Union Minister Pon Radhakrishnan today said the Cochin Shipyard Limited, a leading ship building and ship repairing company in the country, will not be privatised. The minister of state for shipping gave this assurance during an interaction with trade unions and associations of CSL here, a CSL spokesperson said. During the meeting, the unions voiced their concerns about the CSL’s Initial Public offering (IPO) proposal, citing that it is the first step towards privatisation of the yard. The unions also highlighted their concerns regarding lack of sufficient orders for the shipyard. “The minister categorically assured the unions during the discussion as also during the speech that CSL will not be privatised,” a CSL spokesperson said. Radhakrishnan, also the Minister of State for Road Transport and Highways, said the ensuing IPO is in line with the policy of the Government of India and also to raise capital for the expansion plans of CSL. State-owned Cochin Shipyard took the decision to raise an estimated Rs 1,400-1,500 crore through an initial public offering in March this year. The company — the largest public sector shipyard in India in terms of dock capacity — caters to the defence sector as well as commercial sector worldwide. Earlier in his speech, Radhakrishnan reiterated the shipping ministry’s commitment towards the major expansion programmes undertaken in CSL. Meanwhile, ‘plate cutting’ ceremonies of two ships to be built for the Andaman and Nicobar administration were held at Cochin Shipyard here today. The plate cutting ceremony is the start of physical construction process of ships.
Radhakrishnan cut the first steel plate of Ship No 23 while Lok Sabha MP N K Premachandran cut the first steel plate of Ship No 24, the two 1200 passenger-cum-1000 tonne cargo ships contracted to be built for the administration. A Cochin Shipyard official said the vessels are designed and built as passenger vessels with electric propulsion system suitable for all weather operation on the main land to Andaman and Nicobar Island route in India and to be designed for operation as Class III special trade passenger ship engaged on international voyage. “These vessels are provided with ‘Safe Return to Port’ – SRtP notation, which provided redundancy for the vessel to reach the nearest designated port, even in case of an exigency, a shipyard release said.

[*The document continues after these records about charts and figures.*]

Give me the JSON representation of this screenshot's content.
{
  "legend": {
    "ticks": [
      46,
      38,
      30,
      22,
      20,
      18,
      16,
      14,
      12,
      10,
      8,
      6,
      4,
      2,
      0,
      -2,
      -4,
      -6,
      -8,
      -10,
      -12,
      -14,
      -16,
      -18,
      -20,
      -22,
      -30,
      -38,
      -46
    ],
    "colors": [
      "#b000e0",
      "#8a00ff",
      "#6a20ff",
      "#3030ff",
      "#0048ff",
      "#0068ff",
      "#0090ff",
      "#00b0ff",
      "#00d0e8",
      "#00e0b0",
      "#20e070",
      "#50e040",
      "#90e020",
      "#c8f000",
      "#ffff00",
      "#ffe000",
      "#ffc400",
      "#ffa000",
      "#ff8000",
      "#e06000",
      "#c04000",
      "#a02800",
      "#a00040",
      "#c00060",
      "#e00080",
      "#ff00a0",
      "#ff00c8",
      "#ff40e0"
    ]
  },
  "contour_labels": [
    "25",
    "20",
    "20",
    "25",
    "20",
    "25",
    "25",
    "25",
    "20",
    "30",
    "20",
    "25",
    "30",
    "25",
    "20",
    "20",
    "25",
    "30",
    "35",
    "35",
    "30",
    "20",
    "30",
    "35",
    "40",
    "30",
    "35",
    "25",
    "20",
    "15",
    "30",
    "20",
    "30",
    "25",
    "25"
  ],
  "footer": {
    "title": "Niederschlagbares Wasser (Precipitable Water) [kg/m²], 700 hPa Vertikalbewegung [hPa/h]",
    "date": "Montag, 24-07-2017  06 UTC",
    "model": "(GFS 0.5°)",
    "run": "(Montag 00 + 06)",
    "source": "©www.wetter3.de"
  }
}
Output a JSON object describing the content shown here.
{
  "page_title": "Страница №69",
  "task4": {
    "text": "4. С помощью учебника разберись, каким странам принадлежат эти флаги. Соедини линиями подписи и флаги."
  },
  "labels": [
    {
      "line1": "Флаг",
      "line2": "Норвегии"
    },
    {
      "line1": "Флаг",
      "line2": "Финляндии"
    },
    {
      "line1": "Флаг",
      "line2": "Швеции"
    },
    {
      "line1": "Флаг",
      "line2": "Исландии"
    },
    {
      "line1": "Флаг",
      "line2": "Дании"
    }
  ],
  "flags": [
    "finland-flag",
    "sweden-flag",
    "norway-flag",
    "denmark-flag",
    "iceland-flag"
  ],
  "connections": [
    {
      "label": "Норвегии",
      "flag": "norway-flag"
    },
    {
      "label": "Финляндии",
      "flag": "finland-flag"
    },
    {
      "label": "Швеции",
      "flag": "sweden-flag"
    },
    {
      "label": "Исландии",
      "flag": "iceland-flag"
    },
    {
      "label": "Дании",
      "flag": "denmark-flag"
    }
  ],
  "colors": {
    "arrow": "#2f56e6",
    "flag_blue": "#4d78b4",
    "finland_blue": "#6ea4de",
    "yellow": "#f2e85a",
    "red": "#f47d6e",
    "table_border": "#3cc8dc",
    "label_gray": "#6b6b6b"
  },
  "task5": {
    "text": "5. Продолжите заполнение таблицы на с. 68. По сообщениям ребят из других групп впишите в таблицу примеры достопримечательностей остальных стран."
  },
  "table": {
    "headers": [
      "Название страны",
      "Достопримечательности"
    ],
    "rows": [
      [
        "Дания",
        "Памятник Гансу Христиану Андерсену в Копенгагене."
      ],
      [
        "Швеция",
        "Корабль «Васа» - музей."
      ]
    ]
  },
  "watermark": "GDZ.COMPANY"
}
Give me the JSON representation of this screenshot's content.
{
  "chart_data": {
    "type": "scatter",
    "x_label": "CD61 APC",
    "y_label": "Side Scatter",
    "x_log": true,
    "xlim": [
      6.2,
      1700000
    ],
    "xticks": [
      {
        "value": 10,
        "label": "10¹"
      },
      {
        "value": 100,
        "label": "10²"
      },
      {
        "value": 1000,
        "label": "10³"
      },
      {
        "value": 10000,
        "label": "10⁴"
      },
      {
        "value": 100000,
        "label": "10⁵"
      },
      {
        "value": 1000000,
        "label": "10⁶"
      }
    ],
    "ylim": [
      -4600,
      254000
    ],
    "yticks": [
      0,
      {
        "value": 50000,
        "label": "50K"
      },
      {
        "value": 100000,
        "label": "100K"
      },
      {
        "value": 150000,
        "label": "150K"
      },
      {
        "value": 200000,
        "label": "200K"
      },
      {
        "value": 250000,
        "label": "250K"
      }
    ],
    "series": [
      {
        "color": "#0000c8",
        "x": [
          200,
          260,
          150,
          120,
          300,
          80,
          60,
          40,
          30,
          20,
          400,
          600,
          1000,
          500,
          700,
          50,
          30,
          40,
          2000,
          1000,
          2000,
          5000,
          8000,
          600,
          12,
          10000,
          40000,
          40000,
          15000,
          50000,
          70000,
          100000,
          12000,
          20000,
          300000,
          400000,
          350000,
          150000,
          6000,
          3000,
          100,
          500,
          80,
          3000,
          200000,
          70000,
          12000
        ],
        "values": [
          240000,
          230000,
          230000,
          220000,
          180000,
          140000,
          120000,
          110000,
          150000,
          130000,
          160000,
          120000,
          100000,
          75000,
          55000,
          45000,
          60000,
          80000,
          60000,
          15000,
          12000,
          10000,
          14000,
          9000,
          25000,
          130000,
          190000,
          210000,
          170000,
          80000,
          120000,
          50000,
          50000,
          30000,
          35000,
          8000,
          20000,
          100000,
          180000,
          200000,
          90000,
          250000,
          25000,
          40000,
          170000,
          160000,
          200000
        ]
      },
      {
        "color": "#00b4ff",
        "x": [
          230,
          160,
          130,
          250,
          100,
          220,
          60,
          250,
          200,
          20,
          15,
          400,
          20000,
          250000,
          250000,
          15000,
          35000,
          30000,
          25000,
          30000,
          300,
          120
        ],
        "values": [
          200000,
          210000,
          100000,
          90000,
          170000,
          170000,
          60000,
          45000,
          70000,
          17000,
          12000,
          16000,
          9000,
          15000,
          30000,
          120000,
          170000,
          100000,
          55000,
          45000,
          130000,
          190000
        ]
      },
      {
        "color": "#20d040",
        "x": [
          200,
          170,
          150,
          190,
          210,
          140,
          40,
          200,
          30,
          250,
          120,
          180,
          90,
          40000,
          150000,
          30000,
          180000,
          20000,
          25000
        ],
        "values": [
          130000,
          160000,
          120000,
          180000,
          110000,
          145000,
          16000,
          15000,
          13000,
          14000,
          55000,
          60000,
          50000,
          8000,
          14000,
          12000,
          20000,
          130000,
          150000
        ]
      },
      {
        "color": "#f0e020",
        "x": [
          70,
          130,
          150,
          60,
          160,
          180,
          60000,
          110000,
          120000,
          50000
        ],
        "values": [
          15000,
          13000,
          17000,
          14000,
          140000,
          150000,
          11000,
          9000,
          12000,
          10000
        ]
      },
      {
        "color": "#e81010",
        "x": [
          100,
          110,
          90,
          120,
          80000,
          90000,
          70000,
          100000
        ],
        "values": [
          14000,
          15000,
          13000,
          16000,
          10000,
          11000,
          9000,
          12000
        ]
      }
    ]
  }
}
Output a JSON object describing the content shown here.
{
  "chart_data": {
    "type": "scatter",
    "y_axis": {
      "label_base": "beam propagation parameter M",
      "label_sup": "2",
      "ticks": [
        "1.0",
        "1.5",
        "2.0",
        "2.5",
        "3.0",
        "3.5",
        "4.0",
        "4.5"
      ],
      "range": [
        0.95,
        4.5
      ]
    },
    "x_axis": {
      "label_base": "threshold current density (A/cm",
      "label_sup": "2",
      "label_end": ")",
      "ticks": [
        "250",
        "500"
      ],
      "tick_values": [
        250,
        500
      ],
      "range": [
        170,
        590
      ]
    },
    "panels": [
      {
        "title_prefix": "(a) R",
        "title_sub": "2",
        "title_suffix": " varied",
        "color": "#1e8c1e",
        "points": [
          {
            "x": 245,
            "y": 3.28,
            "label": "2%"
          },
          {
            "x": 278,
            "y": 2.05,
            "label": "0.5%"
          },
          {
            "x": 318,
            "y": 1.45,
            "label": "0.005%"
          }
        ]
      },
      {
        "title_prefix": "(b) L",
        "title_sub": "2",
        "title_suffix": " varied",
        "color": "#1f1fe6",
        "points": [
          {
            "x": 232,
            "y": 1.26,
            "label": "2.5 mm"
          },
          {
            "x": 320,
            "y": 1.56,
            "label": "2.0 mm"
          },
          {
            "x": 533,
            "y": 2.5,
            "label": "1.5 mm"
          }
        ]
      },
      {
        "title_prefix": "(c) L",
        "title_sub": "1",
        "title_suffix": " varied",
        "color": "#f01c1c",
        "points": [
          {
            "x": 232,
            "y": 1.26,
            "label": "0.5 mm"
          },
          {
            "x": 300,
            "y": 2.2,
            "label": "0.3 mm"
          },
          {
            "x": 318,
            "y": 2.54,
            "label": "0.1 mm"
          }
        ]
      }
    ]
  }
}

The basic design of these vessels are by a Kochi based ship design firm M/s SEDS which has teamed up with designers ‘Knud E Hansen’of Denmark.
The vessels have been model tested at MARIN, Netherlands. CSL is currently building two passenger-cum-cargo ships for the island territory, with 500 passengers and 150 tonne cargo capacity, which are progressing satisfactorily. Madhu S Nair, C&MD CSL, thanked the ministry for the role it played in arriving at a contract for building these vessels by including this under Make in India Scheme. Premachandran appreciated the efforts of the central government in awarding the contract to build first of its kind passenger ships to CSL.